第113話 歓迎会①
「かんぱーい!」
ギルド・プログレスの勇士一同は、移籍してきたホーリスの歓迎会を開いていた。
マスターのグイルが仕切り、ホーリスを招いた張本人であるベントが簡単な挨拶をしてから、テーブルに並んだプロトポリアの料理にありついた。
「このまえは中断されちゃったから、前回のぶんまで存分に食べてねぇ」
立ち上がったアルチェが大きなサラダボウルを手に取りつつホーリスに言った。
アルチェがお礼にとホーリスを招いた前回の食事会は、ディーアが持ち込んだスタンピードの知らせによって中断された。
その前回と同じ並びでテーブルを囲んでいるので、今回はその続きのような雰囲気になっている。
「アルチェよぅ、自分の好物を確保してから言うのはみっともないぞ」
隣のフォルマンが長い耳を見上げながら言ったので、アルチェは毛むくじゃらの鼻にトングを突きつけながら言い返した。
「情報と金の亡者からは執着に関する苦言は受け付けません!」
その様子を見てホーリスがフフッと笑った。
「こちらではウェアウルフとエルフは仲がいいのだな」
「え?」
アルチェがポカンとしてホーリスを見た。
フォルマンもポカンとしている。
ふたりとも素でホーリスの言葉の意味が理解できていないという顔をしている。
「ああ、すまない。ピオニールではウォルグがエルフを目のかたきにしている節があってね。何かあるとすぐディーアに火の粉が飛ぶんだ」
ホーリスが物憂げに視線を落とし、空気が沈んだ。
しかしベントだけはそれを気に留めずにモグモグと口を動かしていた。
やがてそれを飲み込み、口を開く。
「でもディーアさんは里に帰るのでしょう? だったらもうホーリスさんが心を砕く必要はないじゃないですか」
「それはまあ、そうなんだが……でもやっぱり『仲良くすればいいのに』とつい思ってしまうよ」
ホーリスは寂しそうに笑った。
ベントは首をゆっくりと横に振った。
「他人の性分はそうそう変えられるものではありません。薬漬けにしたり脳を弄ったりでもしない限りはね」
「そのやり方は穏やかではないな……」
ホーリスが苦笑しながら返す。
ほかの面々も彼女と同じような表情を浮かべている。
ベントは構わず続けた。
「穏やかに済ませたいのであれば、相容れない相手に対しては距離を置くしかありません。もっとも、どうしても距離を置くことができない場合もありますが」
アルチェがガバッと立ち上がり、真っ赤なパスタの皿に手を伸ばした。彼女に視線が集まる。

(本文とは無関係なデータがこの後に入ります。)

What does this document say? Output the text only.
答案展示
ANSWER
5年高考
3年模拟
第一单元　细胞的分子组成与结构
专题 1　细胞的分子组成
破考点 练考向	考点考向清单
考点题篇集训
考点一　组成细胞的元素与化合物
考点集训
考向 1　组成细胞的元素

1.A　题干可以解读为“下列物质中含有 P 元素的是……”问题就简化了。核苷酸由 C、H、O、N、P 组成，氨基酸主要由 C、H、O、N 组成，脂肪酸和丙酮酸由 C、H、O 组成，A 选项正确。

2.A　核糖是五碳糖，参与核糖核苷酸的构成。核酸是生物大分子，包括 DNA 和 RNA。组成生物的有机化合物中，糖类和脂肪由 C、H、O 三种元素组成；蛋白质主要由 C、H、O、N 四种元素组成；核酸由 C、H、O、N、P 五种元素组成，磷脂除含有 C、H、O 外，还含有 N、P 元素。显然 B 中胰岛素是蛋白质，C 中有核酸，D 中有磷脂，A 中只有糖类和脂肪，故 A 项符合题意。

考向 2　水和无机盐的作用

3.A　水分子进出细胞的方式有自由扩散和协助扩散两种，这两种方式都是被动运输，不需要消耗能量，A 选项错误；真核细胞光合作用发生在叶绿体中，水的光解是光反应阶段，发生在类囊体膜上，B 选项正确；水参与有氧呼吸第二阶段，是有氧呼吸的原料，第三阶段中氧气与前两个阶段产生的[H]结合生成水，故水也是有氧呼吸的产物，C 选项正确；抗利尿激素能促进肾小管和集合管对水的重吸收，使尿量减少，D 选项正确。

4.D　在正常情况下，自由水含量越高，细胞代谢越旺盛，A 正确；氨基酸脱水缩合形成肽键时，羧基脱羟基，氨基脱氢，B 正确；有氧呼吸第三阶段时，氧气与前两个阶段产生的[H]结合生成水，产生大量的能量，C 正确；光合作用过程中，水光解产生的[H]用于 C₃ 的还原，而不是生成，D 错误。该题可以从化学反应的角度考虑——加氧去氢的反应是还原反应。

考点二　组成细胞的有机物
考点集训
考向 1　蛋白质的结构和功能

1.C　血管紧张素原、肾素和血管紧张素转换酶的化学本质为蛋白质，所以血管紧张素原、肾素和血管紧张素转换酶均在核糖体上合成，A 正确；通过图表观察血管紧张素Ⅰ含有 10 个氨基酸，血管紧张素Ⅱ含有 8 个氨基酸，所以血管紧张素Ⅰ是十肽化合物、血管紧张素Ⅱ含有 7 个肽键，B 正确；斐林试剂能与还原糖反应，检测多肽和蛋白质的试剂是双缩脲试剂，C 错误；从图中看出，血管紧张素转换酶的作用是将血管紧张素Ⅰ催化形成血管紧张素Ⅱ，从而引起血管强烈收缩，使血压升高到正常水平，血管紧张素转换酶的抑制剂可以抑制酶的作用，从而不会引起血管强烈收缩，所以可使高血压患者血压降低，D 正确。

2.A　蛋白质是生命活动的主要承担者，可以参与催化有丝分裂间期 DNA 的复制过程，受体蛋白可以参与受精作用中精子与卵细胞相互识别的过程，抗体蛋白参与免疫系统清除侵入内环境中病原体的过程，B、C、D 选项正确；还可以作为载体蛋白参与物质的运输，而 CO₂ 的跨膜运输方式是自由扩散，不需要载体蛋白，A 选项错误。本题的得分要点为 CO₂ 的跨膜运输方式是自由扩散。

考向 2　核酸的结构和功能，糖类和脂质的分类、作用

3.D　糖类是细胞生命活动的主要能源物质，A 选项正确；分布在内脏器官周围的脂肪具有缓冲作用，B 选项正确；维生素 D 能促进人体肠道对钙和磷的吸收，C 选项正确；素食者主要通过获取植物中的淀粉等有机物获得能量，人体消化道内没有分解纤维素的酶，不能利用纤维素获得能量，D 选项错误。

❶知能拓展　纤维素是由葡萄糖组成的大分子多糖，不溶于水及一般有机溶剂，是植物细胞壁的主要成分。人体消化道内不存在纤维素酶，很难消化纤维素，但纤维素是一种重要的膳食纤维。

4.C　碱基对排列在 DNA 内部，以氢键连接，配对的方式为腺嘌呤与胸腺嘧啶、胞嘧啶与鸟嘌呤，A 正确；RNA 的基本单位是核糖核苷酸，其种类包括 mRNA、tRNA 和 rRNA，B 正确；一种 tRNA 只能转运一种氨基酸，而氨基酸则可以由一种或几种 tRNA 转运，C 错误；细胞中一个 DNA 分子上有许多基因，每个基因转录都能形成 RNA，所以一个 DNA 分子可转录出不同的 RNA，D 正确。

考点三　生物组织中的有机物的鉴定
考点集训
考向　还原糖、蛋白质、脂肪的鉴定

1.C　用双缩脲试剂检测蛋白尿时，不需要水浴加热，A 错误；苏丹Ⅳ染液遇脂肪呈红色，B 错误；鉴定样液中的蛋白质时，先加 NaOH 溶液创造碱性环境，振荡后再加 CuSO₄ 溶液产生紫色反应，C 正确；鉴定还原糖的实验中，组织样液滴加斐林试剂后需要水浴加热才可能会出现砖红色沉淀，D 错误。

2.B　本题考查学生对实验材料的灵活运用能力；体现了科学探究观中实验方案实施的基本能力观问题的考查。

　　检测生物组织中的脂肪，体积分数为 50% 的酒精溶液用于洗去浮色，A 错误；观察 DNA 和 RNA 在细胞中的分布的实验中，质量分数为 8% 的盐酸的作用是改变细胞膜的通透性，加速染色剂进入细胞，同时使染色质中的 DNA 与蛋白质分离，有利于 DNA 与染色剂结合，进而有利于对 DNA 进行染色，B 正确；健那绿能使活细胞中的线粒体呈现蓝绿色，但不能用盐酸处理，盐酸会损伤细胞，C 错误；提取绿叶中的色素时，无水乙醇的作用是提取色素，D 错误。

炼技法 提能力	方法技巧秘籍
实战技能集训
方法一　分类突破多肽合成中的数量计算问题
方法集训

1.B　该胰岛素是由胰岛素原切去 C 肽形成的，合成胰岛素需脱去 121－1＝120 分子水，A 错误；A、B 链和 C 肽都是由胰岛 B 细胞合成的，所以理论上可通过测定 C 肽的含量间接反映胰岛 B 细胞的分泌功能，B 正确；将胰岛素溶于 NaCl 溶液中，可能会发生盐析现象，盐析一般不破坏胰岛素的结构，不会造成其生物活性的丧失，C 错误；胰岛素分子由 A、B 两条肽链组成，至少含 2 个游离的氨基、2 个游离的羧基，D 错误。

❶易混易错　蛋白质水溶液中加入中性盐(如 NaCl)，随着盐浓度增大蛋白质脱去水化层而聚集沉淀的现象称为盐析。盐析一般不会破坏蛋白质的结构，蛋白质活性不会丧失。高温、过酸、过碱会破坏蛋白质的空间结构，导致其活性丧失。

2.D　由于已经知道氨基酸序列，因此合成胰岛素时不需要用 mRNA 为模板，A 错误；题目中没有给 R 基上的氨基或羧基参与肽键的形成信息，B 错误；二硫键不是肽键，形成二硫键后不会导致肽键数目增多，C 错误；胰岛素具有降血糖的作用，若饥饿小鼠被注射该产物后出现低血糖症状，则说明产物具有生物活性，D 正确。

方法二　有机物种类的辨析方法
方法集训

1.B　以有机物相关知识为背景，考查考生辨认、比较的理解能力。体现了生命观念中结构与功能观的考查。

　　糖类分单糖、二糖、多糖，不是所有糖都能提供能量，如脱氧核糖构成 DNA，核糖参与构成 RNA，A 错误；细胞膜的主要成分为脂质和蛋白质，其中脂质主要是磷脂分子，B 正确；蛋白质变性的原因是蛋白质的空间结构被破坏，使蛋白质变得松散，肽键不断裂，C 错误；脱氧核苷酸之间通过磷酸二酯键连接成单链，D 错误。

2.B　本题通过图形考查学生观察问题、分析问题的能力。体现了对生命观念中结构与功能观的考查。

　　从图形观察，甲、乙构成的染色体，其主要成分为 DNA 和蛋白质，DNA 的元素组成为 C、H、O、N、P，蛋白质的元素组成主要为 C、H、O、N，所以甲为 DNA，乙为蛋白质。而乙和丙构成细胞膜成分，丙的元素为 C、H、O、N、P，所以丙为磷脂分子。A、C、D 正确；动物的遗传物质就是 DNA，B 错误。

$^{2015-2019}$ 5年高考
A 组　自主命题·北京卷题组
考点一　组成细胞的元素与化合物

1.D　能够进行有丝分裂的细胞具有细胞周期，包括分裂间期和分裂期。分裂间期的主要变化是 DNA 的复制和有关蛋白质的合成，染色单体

それを意見を求められたと勘違いしたのか、自分なりの意見を述べはじめた。
「とりあえず、表面上だけでも取り繕ってみたらいいんじゃない? あたしはそういう性分じゃないけれど、ディーアならやれるでしょ。クレム君みたいにぃ」
「ちょっと! 変なこと言わないでくださいよ。それだとまるで僕が本心を隠して上辺だけでみなさんと接しているみたいじゃないですか」
突然の飛び火に狼狽するクレム。その姿はみんなの表情に緩みをもたらした。
少しだけ和んだところでリゼが加勢する。
「麺汁腹杯ですね!」
クレムは「めんじる……?」と首を傾げたが、ベントが即座に彼女の意を汲み取って訂正した。
「それは正しくは面従腹背です」
「はわわ!」
リゼはぴょこんと跳ねると、赤く染まったほおと口を両手で覆い、目に涙を浮かべた。
彼女のかわいらしい反応に空気は完全に和み、楽しいお食事時間が戻ってきた。